Environment variables

Variable Required Purpose
HACKNPLAN_API_KEY yes Authorization: ApiKey <key> for the HacknPlan API.
HACKNPLAN_GROUPS no JSON map of group label → project names, for the portfolio grouping.
HACKNPLAN_GROUPS='{"Products":["Website","Mobile App"],"Ops":["Infra"]}'

Tools

75 tools across the HacknPlan surface. Highlights:

  • Read/introspecthacknplan_whoami, list_projects, get_project, list_work_items (rich server-side filters), get_work_item, list_stages/categories/tags/boards/milestones/importance_levels.
  • Search & focusfind_work_items (free-text + facet search to resolve a task by name into its id) and my_work (what's assigned to you, per-project or across all).
  • Work itemscreate_work_item (with story→task parent_id, assignees, dependencies, checklists), update_work_item (re-stage / re-prioritize / recategorize / re-estimate / reassign / move board·milestone), plan_feature (create a user story + child tasks + checklists in one call), delete_work_item, add_comment, sub-tasks, tags, user assignment.
  • Planningcreate_project/update_project/delete_project, stages, categories, tags, importance levels, boards (create_board/update_board/close_board/reopen_board), milestones (create_milestone/update_milestone/delete_milestone), dependencies.
  • Lifecycle — non-destructive archive/release via close_project/reopen_project and close_milestone/reopen_milestone.
  • Activity & metricsrecent_activity (the "what changed this week" / standup feed), log_work, list_work_logs, get_project_metrics, get_milestone_metrics, get_board_metrics (sprint burndown).
  • Design model*_design_element/*_design_element_type, plus get_design_element_metrics and design-element comments (list/add_design_element_comment) for the feature/knowledge tree.
  • Portfolio (cross-project)portfolio_overview (completion %, urgent / blocked / due-soon / overdue across all projects) and schedule_overview (a deadline countdown bucketed by horizon).

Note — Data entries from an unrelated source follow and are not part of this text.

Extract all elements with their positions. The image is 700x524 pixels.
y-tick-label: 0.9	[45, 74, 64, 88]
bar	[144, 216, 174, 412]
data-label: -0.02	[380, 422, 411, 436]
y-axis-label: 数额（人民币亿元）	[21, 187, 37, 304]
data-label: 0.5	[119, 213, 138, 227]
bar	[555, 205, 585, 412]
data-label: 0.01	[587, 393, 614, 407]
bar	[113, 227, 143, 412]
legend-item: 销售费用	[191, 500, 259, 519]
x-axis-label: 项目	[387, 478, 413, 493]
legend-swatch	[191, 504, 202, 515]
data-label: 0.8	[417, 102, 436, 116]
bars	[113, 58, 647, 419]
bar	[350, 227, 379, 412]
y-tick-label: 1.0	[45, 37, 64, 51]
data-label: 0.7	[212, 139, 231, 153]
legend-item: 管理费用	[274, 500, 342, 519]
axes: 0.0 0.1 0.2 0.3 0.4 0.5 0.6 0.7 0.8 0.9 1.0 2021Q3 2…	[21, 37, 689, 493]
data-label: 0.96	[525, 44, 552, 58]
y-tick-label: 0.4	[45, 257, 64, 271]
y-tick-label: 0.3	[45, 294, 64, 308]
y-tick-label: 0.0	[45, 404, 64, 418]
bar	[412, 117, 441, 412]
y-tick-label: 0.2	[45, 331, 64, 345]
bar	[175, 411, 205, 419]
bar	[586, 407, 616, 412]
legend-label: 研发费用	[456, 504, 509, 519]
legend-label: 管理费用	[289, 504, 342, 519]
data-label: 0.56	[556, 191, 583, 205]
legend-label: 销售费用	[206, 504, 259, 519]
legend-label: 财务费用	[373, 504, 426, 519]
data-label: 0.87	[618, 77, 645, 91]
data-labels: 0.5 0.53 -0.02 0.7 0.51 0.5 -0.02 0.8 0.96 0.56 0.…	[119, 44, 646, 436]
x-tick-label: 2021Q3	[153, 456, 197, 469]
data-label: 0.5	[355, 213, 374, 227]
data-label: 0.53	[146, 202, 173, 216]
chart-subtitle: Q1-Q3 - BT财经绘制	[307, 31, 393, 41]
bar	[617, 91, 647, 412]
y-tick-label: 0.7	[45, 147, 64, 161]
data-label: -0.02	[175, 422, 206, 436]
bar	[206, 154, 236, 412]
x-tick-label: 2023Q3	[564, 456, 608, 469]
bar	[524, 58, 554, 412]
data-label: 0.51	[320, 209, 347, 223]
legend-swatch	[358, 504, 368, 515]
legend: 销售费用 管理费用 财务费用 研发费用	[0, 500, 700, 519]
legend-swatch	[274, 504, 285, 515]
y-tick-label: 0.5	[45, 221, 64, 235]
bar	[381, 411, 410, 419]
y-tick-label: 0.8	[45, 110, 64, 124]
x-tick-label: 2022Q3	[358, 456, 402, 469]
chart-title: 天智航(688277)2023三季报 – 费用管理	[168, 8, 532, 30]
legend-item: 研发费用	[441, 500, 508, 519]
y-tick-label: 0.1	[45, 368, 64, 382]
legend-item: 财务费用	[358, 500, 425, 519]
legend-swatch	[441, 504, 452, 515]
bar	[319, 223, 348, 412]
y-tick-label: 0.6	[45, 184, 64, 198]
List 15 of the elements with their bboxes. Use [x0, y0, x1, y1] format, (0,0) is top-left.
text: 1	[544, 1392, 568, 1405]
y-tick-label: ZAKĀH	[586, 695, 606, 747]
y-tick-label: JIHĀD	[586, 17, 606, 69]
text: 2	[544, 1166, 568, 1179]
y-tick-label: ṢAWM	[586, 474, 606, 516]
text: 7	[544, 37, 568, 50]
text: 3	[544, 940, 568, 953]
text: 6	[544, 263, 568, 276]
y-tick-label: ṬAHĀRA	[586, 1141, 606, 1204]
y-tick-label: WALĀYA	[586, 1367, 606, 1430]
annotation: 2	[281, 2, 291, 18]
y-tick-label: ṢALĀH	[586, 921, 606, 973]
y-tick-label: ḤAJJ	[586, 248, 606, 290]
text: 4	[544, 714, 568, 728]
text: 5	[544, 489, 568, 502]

Destructive tools (delete_*, remove_dependency) require confirm=true.

Development

npm install
npm run build        # tsc -> dist/
npm run typecheck
npm run dev          # run the CLI from source via tsx
node dist/cli.js serve   # run the MCP server over stdio

Publishing

Releases are tag-driven via .github/workflows/release.yml. Pushing a vX.Y.Z tag validates that it matches package.json, publishes to npm, and creates the GitHub release:

npm version patch        # bumps package.json (CLI + server read it at runtime)
git push --follow-tags

Publishing uses npm Trusted Publishing (OIDC) with provenance — no NPM_TOKEN secret. One-time maintainer setup:

  1. Publish v0.1.0 once manually (npm publish --access public) to claim the @mtuska/hacknplan-mcp name.
  2. On npmjs.com → the package → Trusted Publishers, add this repo (mtuska/hacknplan-mcp) and the workflow filename (release.yml).

After that, every tag-driven release publishes with provenance and no long-lived token. Users can verify with npm audit signatures.